Sunday, January 14, 2018

Correctly Mirroring Datasets

I get asked a lot of questions about dlib's landmarking tools. Some of the most common questions are about how to prepare a good training dataset. One of the most useful tricks for creating a dataset is to mirror the data, since this effectively doubles the amount of training data. However, if you do this naively you end up with a terrible training dataset that produces really awful landmarking models. Some of the most common questions I get are about why this is happening.

To understand the issue, consider the following image of an annotated face from the iBug W-300 dataset:


Since the mirror image of a face is still a face, we can mirror images like this to get more training data. However, what happens if you simply mirror the annotations? You end up with the wrong annotation labels! To see this, take a look at the figure below. The left image shows what happens if you naively mirror the above image and its landmarks. Note, for instance, that the points along the jawline are now annotated in reverse order. In fact, nearly all the annotations in the left image are wrong. Instead, you want to match the source image's labeling scheme.
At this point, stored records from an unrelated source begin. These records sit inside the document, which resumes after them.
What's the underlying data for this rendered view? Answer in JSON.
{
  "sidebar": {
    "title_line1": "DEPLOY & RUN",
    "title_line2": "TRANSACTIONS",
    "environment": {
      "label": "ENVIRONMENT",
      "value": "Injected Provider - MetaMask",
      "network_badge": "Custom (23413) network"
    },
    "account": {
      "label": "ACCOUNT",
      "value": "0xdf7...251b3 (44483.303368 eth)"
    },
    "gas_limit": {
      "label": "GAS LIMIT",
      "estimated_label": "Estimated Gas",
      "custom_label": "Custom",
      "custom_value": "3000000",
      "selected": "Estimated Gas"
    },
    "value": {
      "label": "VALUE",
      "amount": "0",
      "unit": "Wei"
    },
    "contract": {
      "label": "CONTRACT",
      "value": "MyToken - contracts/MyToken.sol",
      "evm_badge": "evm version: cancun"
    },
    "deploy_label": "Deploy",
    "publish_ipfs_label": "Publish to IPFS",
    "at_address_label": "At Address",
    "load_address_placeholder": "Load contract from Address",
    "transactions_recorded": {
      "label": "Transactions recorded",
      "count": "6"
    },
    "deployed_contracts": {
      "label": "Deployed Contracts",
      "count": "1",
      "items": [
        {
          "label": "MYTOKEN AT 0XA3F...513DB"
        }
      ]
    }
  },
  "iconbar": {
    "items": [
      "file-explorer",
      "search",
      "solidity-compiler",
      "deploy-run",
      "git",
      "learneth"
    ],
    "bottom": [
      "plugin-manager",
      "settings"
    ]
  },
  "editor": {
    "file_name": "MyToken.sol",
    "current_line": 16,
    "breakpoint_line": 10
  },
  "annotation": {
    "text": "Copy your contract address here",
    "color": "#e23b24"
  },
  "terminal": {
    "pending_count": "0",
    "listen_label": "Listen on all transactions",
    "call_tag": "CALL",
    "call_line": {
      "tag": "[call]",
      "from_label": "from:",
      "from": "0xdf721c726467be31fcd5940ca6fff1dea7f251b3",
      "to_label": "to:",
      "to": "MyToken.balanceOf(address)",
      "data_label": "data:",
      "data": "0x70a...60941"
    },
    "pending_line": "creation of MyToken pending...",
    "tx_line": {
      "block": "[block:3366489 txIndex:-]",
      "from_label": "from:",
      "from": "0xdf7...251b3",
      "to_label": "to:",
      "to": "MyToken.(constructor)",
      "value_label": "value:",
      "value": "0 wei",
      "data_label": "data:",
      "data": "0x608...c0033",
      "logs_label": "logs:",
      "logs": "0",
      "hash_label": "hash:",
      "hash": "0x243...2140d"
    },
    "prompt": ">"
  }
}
A mirrored image with the correct annotations is shown on the right.


Dlib's imglab tool has had a --flip option for a long time that would mirror a dataset for you. However, it used naive mirroring and it was left up to the user to adjust any landmark labels appropriately. Many users found this confusing, so in the new version of imglab (v1.13) the --flip command now performs automatic source label matching using a 2D point registration algorithm. That is, it left-right flips the dataset and annotations. Then it registers the mirrored landmarks with the original landmarks and transfers labels appropriately. In fact, the "source label matching" image on the right was created by the new version of imglab.
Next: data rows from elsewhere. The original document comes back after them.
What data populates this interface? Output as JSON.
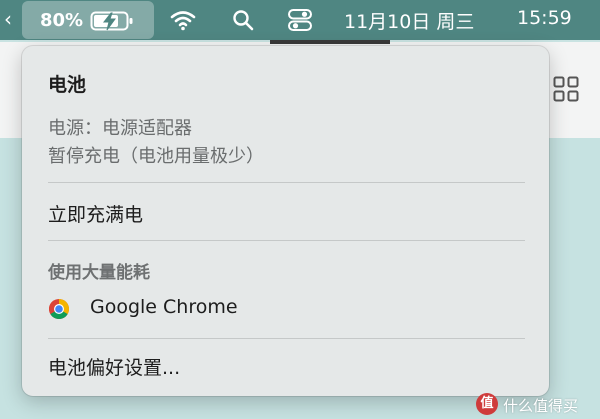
{
  "menubar": {
    "battery_percent": "80%",
    "date": "11月10日 周三",
    "time": "15:59",
    "icons": [
      "chevron-icon",
      "battery-charging-icon",
      "wifi-icon",
      "search-icon",
      "control-center-icon"
    ]
  },
  "battery_menu": {
    "title": "电池",
    "power_source": "电源：电源适配器",
    "charging_status": "暂停充电（电池用量极少）",
    "charge_now": "立即充满电",
    "significant_energy_heading": "使用大量能耗",
    "apps": [
      {
        "name": "Google Chrome",
        "icon": "chrome-icon"
      }
    ],
    "preferences": "电池偏好设置..."
  },
  "watermark": {
    "badge": "值",
    "text": "什么值得买"
  },
  "colors": {
    "menubar_bg": "#4f8682",
    "panel_bg": "#e5e8e8",
    "desktop_bg": "#c6e2e1"
  }
}
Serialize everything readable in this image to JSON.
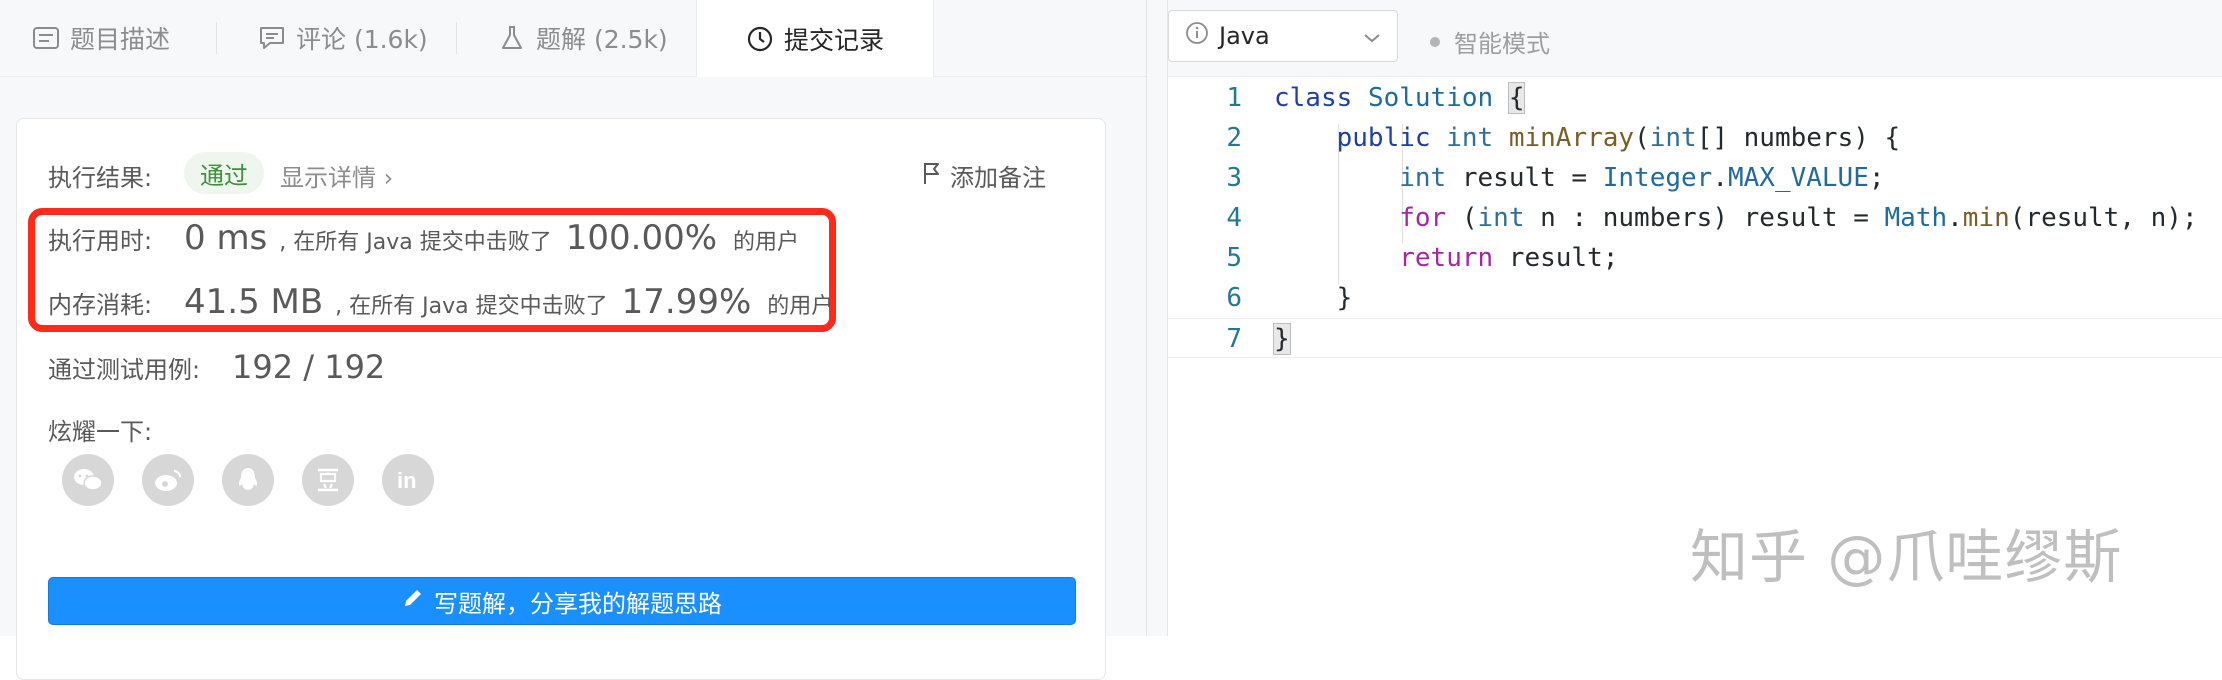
{
  "tabs": [
    {
      "label": "题目描述",
      "icon": "document-icon"
    },
    {
      "label": "评论 (1.6k)",
      "icon": "comment-icon"
    },
    {
      "label": "题解 (2.5k)",
      "icon": "flask-icon"
    },
    {
      "label": "提交记录",
      "icon": "clock-icon"
    }
  ],
  "result": {
    "label": "执行结果:",
    "status": "通过",
    "details": "显示详情 ›",
    "note": "添加备注"
  },
  "stats": {
    "time_label": "执行用时:",
    "time_value": "0 ms",
    "time_text": ", 在所有 Java 提交中击败了",
    "time_percent": "100.00%",
    "time_tail": "的用户",
    "memory_label": "内存消耗:",
    "memory_value": "41.5 MB",
    "memory_text": ", 在所有 Java 提交中击败了",
    "memory_percent": "17.99%",
    "memory_tail": "的用户"
  },
  "tests": {
    "label": "通过测试用例:",
    "value": "192  /  192"
  },
  "share": {
    "label": "炫耀一下:",
    "icons": [
      "wechat-icon",
      "weibo-icon",
      "qq-icon",
      "douban-icon",
      "linkedin-icon"
    ]
  },
  "write_button": "写题解，分享我的解题思路",
  "editor": {
    "language": "Java",
    "mode": "智能模式",
    "line_numbers": [
      "1",
      "2",
      "3",
      "4",
      "5",
      "6",
      "7"
    ]
  },
  "watermark": "知乎 @爪哇缪斯",
  "colors": {
    "accent": "#1a90ff",
    "highlight": "#ff2a1a",
    "success": "#3f8f3c"
  }
}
Finally, just to be clear, the point registration algorithm will work on anything. It doesn't have to be iBug's annotations. It doesn't have to be faces. It's a general point registration method that will work correctly for any kind of landmark annotated data with left-right symmetry. However, if you want the old --flip behavior you can use the new --flip-basic to get a naive mirroring. But most users will want to use the new --flip.